Does there exist a flow graph that always requires flow to be pushed back no matter what ordering of augmenting paths is chosen in Ford Fulkerson?
Let's assume we use the standard procedure of repeating this step:
- Find an augmenting path $p$ in residual graph $G_R$ of $G$.
- Let $c$ be the minimum capacity edge in $p$.
- Increase the flow on every edge in $p$ by $c$.
- Update $G_R$.
The key here is step 1, where select augmenting paths. For many graphs, if we had an oracle to tell us which augmenting paths to use, we would never need to push flow back. I'm am curious if there is a case for which, regardless of augmenting paths and their orders, we will always be required to "push flow back". To clarify what I mean:
To push flow back in $G$, means to increase the flow on an edge $(u,v)$ in $G_R$ such that edge $(v,u)$ exists in $G$.
If this is not possible, I would also be interested in a proof that such ordering of augmenting paths always exists?
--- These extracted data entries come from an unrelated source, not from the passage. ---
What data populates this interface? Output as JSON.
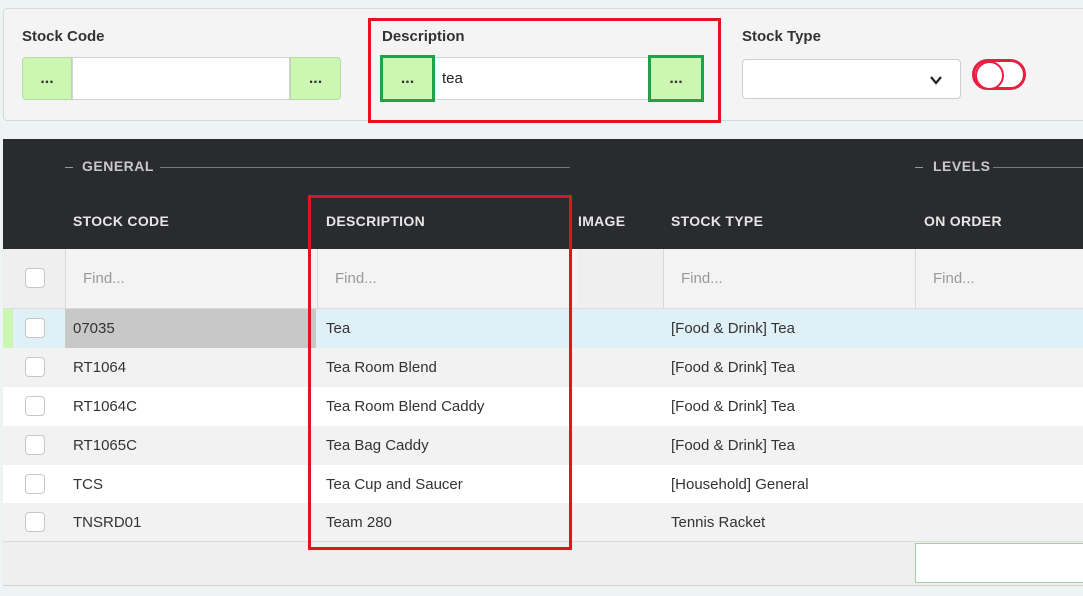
{
  "filters": {
    "stock_code": {
      "label": "Stock Code",
      "value": "",
      "left_btn": "...",
      "right_btn": "..."
    },
    "description": {
      "label": "Description",
      "value": "tea",
      "left_btn": "...",
      "right_btn": "..."
    },
    "stock_type": {
      "label": "Stock Type",
      "value": ""
    }
  },
  "grid": {
    "groups": {
      "general": "GENERAL",
      "levels": "LEVELS"
    },
    "columns": {
      "stock_code": "STOCK CODE",
      "description": "DESCRIPTION",
      "image": "IMAGE",
      "stock_type": "STOCK TYPE",
      "on_order": "ON ORDER"
    },
    "find_placeholder": "Find...",
    "rows": [
      {
        "stock_code": "07035",
        "description": "Tea",
        "stock_type": "[Food & Drink] Tea"
      },
      {
        "stock_code": "RT1064",
        "description": "Tea Room Blend",
        "stock_type": "[Food & Drink] Tea"
      },
      {
        "stock_code": "RT1064C",
        "description": "Tea Room Blend Caddy",
        "stock_type": "[Food & Drink] Tea"
      },
      {
        "stock_code": "RT1065C",
        "description": "Tea Bag Caddy",
        "stock_type": "[Food & Drink] Tea"
      },
      {
        "stock_code": "TCS",
        "description": "Tea Cup and Saucer",
        "stock_type": "[Household] General"
      },
      {
        "stock_code": "TNSRD01",
        "description": "Team 280",
        "stock_type": "Tennis Racket"
      }
    ]
  },
  "colors": {
    "header_bg": "#2a2b2f",
    "lookup_button": "#ccf7b3",
    "highlight_red": "#e3141c",
    "highlight_green": "#1ea34a",
    "selected_row": "#dff0f7",
    "toggle_off": "#e91e42"
  }
}
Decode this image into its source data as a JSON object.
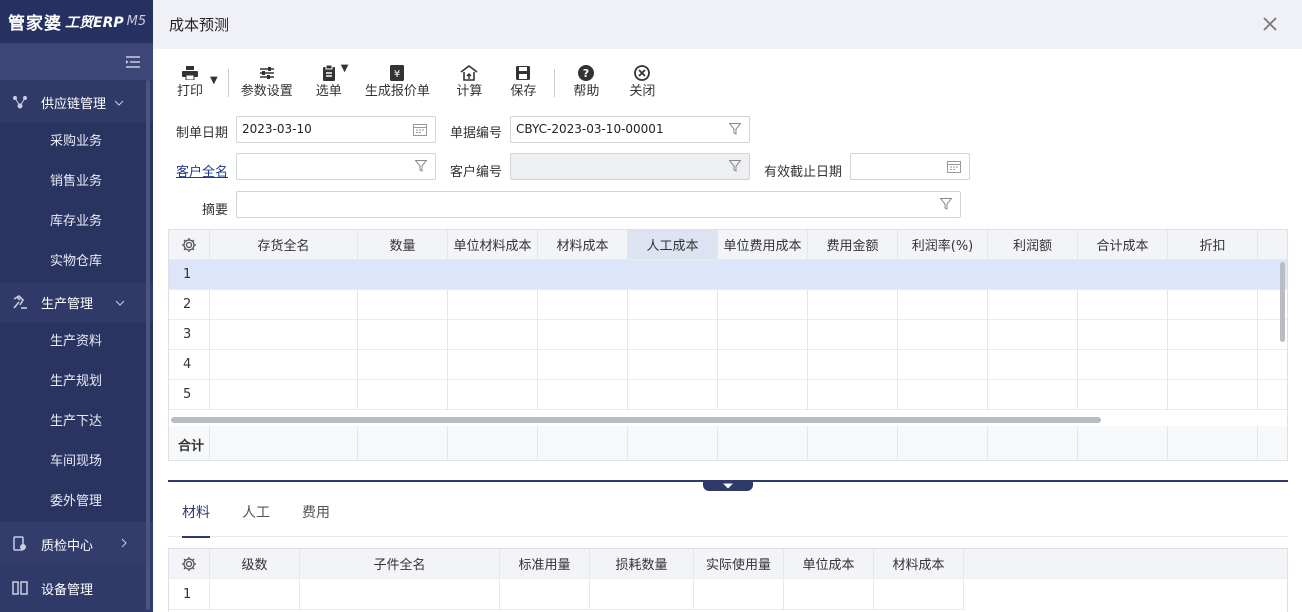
{
  "app": {
    "brand": "管家婆",
    "brand_sub": "工贸ERP",
    "version": "M5"
  },
  "sidebar": {
    "groups": [
      {
        "label": "供应链管理",
        "icon": "supply-chain-icon",
        "items": [
          "采购业务",
          "销售业务",
          "库存业务",
          "实物仓库"
        ]
      },
      {
        "label": "生产管理",
        "icon": "production-icon",
        "items": [
          "生产资料",
          "生产规划",
          "生产下达",
          "车间现场",
          "委外管理"
        ]
      },
      {
        "label": "质检中心",
        "icon": "quality-icon"
      },
      {
        "label": "设备管理",
        "icon": "equipment-icon"
      }
    ]
  },
  "window": {
    "title": "成本预测"
  },
  "toolbar": {
    "print": "打印",
    "params": "参数设置",
    "select": "选单",
    "gen_quote": "生成报价单",
    "calc": "计算",
    "save": "保存",
    "help": "帮助",
    "close": "关闭"
  },
  "form": {
    "date_label": "制单日期",
    "date_value": "2023-03-10",
    "docno_label": "单据编号",
    "docno_value": "CBYC-2023-03-10-00001",
    "customer_label": "客户全名",
    "customer_value": "",
    "customer_code_label": "客户编号",
    "customer_code_value": "",
    "valid_until_label": "有效截止日期",
    "valid_until_value": "",
    "summary_label": "摘要",
    "summary_value": ""
  },
  "grid": {
    "columns": [
      "存货全名",
      "数量",
      "单位材料成本",
      "材料成本",
      "人工成本",
      "单位费用成本",
      "费用金额",
      "利润率(%)",
      "利润额",
      "合计成本",
      "折扣"
    ],
    "rows": [
      "1",
      "2",
      "3",
      "4",
      "5"
    ],
    "total_label": "合计"
  },
  "tabs": [
    "材料",
    "人工",
    "费用"
  ],
  "subgrid": {
    "columns": [
      "级数",
      "子件全名",
      "标准用量",
      "损耗数量",
      "实际使用量",
      "单位成本",
      "材料成本"
    ],
    "rows": [
      "1"
    ]
  }
}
If it is possible, does it generalize to any number of nodes $n$? This question is alluded at in the ending sentences of this answer, but provides no proof.
My initial thoughts were that this would be a trivial proof. However, there are many times when the optimal flow along an augmenting path may not be equivalent to its minimum capacity edge. Since (by step 3) we require paths to be filled to their minimum capacity, we cannot easily meet this. My next thought would be that there should exist at least one augmenting path such that its max flow is equivalent to its minimum capacity edge. This is obvious by the Max flow min cut Theorem, but I am not sure how this would apply to the proof. With this, we may be able to get an inductive proof that it is always possible, but I am really unsure of this strategy as well.